Might ge a good idea to prophylactically apply something like 5500 sealant over the insulator. Just thinking out loud.


any possibility you got some fuel with ethanol in it?

seems too much of a coincidence that they both started leaking at the same time.


I don't believe in coincidences, either, but the only fuel I've recently burned is my own 93 AKI no-ethanol fuel, the mogas at KMYJ/Mexico, MO, and 100LL at Cairo, IL.  I'll retest my 93 AKI tomorrow, but I'm pretty sure I tested it when I bought  the last batch for my tanker trailer.  The crumbling deterioration of the insulator looks like it has been going on for a while! However, one would think that surely a fuel sender would be ethanol resistant!


How do you make your own 93aki fuel?

How do you make your own 93aki fuel?

When I said "my own 93 AKI no-ethanol fuel," I meant the fuel I keep in my tanker trailer at my airstrip - I don't make it, I buy it at the gas station!  :>)


ok, My local non ethanol station only has I believe 87 octane

I'm fortunate I'm near a station with 87, 90, and 93 octane gas/no ethanol. 

They love it when I pull up with the trailer and buy 175 gallons of 93!  :>)


Interesting, I have a similar issue that if I completely fill the tanks then the pax side wing will leak fuel down the flapper on bracket. But if I don’t top all the way off then it is fine. I’ll take a look at this alternative sender you mention.

Very interesting, Thanks for the heads up. Something to watch as I've just started test flying my Cruzer. Additionly as a word of caution when removing screws with leaking fuel around, use a hand speedhandle and not a cordless electic tool. So easy to do out of habit. Tom

Thanks for the heads up. Your 750 and mine are the exact same age and within 100 hrs of total flight time so I’m taking a look at mine later today. This is one item I would change by going to a top mounted sender if I were to build another.

Could you post the Stewart Warner part # you are using? I assume they work with the existing OHM range Of our guages. 

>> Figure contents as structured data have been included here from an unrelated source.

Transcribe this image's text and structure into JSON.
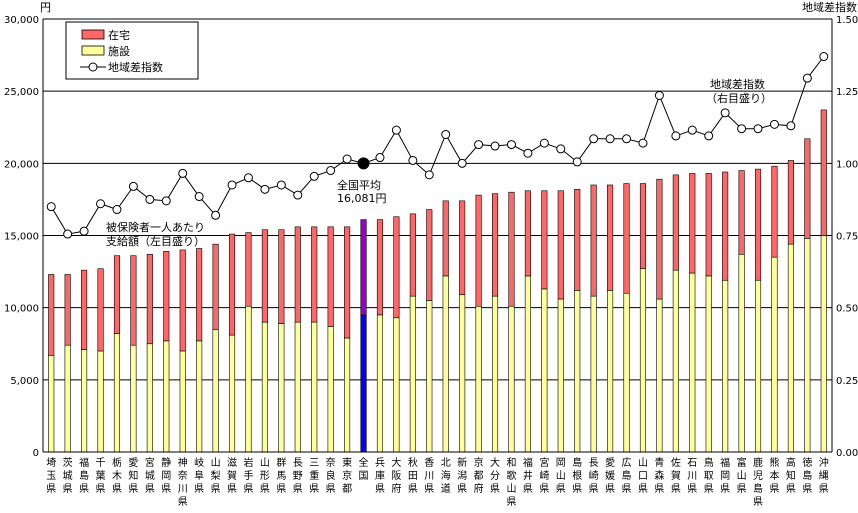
{
  "chart_data": {
    "type": "bar",
    "stacked": true,
    "y_unit_left": "円",
    "y_unit_right": "地域差指数",
    "ylim": [
      0,
      30000
    ],
    "y2lim": [
      0,
      1.5
    ],
    "yticks": [
      "0",
      "5,000",
      "10,000",
      "15,000",
      "20,000",
      "25,000",
      "30,000"
    ],
    "y2ticks": [
      "0.00",
      "0.25",
      "0.50",
      "0.75",
      "1.00",
      "1.25",
      "1.50"
    ],
    "grid": true,
    "legend_position": "top-left",
    "legend": [
      "在宅",
      "施設",
      "地域差指数"
    ],
    "categories": [
      [
        "埼",
        "玉",
        "県"
      ],
      [
        "茨",
        "城",
        "県"
      ],
      [
        "福",
        "島",
        "県"
      ],
      [
        "千",
        "葉",
        "県"
      ],
      [
        "栃",
        "木",
        "県"
      ],
      [
        "愛",
        "知",
        "県"
      ],
      [
        "宮",
        "城",
        "県"
      ],
      [
        "静",
        "岡",
        "県"
      ],
      [
        "神",
        "奈",
        "川",
        "県"
      ],
      [
        "岐",
        "阜",
        "県"
      ],
      [
        "山",
        "梨",
        "県"
      ],
      [
        "滋",
        "賀",
        "県"
      ],
      [
        "岩",
        "手",
        "県"
      ],
      [
        "山",
        "形",
        "県"
      ],
      [
        "群",
        "馬",
        "県"
      ],
      [
        "長",
        "野",
        "県"
      ],
      [
        "三",
        "重",
        "県"
      ],
      [
        "奈",
        "良",
        "県"
      ],
      [
        "東",
        "京",
        "都"
      ],
      [
        "全",
        "国"
      ],
      [
        "兵",
        "庫",
        "県"
      ],
      [
        "大",
        "阪",
        "府"
      ],
      [
        "秋",
        "田",
        "県"
      ],
      [
        "香",
        "川",
        "県"
      ],
      [
        "北",
        "海",
        "道"
      ],
      [
        "新",
        "潟",
        "県"
      ],
      [
        "京",
        "都",
        "府"
      ],
      [
        "大",
        "分",
        "県"
      ],
      [
        "和",
        "歌",
        "山",
        "県"
      ],
      [
        "福",
        "井",
        "県"
      ],
      [
        "宮",
        "崎",
        "県"
      ],
      [
        "岡",
        "山",
        "県"
      ],
      [
        "島",
        "根",
        "県"
      ],
      [
        "長",
        "崎",
        "県"
      ],
      [
        "愛",
        "媛",
        "県"
      ],
      [
        "広",
        "島",
        "県"
      ],
      [
        "山",
        "口",
        "県"
      ],
      [
        "青",
        "森",
        "県"
      ],
      [
        "佐",
        "賀",
        "県"
      ],
      [
        "石",
        "川",
        "県"
      ],
      [
        "鳥",
        "取",
        "県"
      ],
      [
        "福",
        "岡",
        "県"
      ],
      [
        "富",
        "山",
        "県"
      ],
      [
        "鹿",
        "児",
        "島",
        "県"
      ],
      [
        "熊",
        "本",
        "県"
      ],
      [
        "高",
        "知",
        "県"
      ],
      [
        "徳",
        "島",
        "県"
      ],
      [
        "沖",
        "縄",
        "県"
      ]
    ],
    "national_index": 19,
    "series": [
      {
        "name": "施設",
        "color": "#ffff99",
        "values": [
          6700,
          7400,
          7100,
          7000,
          8200,
          7400,
          7500,
          7700,
          7000,
          7700,
          8500,
          8100,
          10100,
          9000,
          8900,
          9000,
          9000,
          8700,
          7900,
          9500,
          9500,
          9300,
          10800,
          10500,
          12200,
          10900,
          10100,
          10800,
          10100,
          12200,
          11300,
          10600,
          11200,
          10800,
          11200,
          11000,
          12700,
          10600,
          12600,
          12400,
          12200,
          11900,
          13700,
          11900,
          13500,
          14400,
          14800,
          15000
        ]
      },
      {
        "name": "在宅",
        "color": "#ff6666",
        "values": [
          5600,
          4900,
          5500,
          5700,
          5400,
          6200,
          6200,
          6200,
          7000,
          6400,
          5900,
          7000,
          5100,
          6400,
          6500,
          6600,
          6600,
          6900,
          7700,
          6600,
          6600,
          7000,
          5700,
          6300,
          5200,
          6500,
          7700,
          7100,
          7900,
          5900,
          6800,
          7500,
          7000,
          7700,
          7300,
          7600,
          5900,
          8300,
          6600,
          6900,
          7100,
          7500,
          5800,
          7700,
          6300,
          5800,
          6900,
          8700
        ]
      },
      {
        "name": "地域差指数",
        "color": "#000000",
        "values": [
          0.85,
          0.755,
          0.765,
          0.86,
          0.84,
          0.92,
          0.875,
          0.87,
          0.965,
          0.885,
          0.82,
          0.925,
          0.95,
          0.91,
          0.925,
          0.89,
          0.955,
          0.975,
          1.015,
          1.0,
          1.02,
          1.115,
          1.01,
          0.96,
          1.1,
          1.0,
          1.065,
          1.06,
          1.065,
          1.035,
          1.07,
          1.05,
          1.005,
          1.085,
          1.085,
          1.085,
          1.07,
          1.235,
          1.095,
          1.115,
          1.095,
          1.175,
          1.12,
          1.12,
          1.135,
          1.13,
          1.295,
          1.37
        ]
      }
    ],
    "annotations": {
      "national_avg": [
        "全国平均",
        "16,081円"
      ],
      "left_series": [
        "被保険者一人あたり",
        "支給額（左目盛り）"
      ],
      "right_series": [
        "地域差指数",
        "（右目盛り）"
      ]
    }
  }
}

The Stewart Warner senders are 385B-F (left) and 385C-F (right). I ordered from Van's Aircraft for about $35 each, but later found you could get them through a link on the Stewart Warner website for about $30 each.  They are 33 ohm (full) to 240 ohm (empty) senders.  The exact values aren't important in my case since I can calibrate my MGL EMS to any range of resistance.  If one was using a dedicated, analog fuel gauge, then of course the resistance range of the sender would have to match the gauge.  You can use your old screws if you wish, but many of the Van's builders recommend using socket head cap screws - probably easier to get back out if you sealed them with ProSeal.  You won't need a gasket if you seal the sender's circumference with ProSeal and Van's recommends NOT using a gasket - ProSeal only.

I agree with you - if I had to do it again, I'd definitely top-mount the senders with an access plate immediately above!  In fact, like I said, if one of these new senders ever fails, I'd seriously consider cutting an access hole above the tank and top-mounting the new sender.  I'd hate to have to drill out the top wing root skins like I did this time, but with the ProSeal installation, it would be very difficult to get the old sender out.  If it wasn't leaking, I just leave it!  The beauty of ProSeal, however, is that if there ever is a leak but the sender is OK otherwise, I can just slather some more Proseal over it to seal it.

Good to see you at the Homecoming, Jimmy!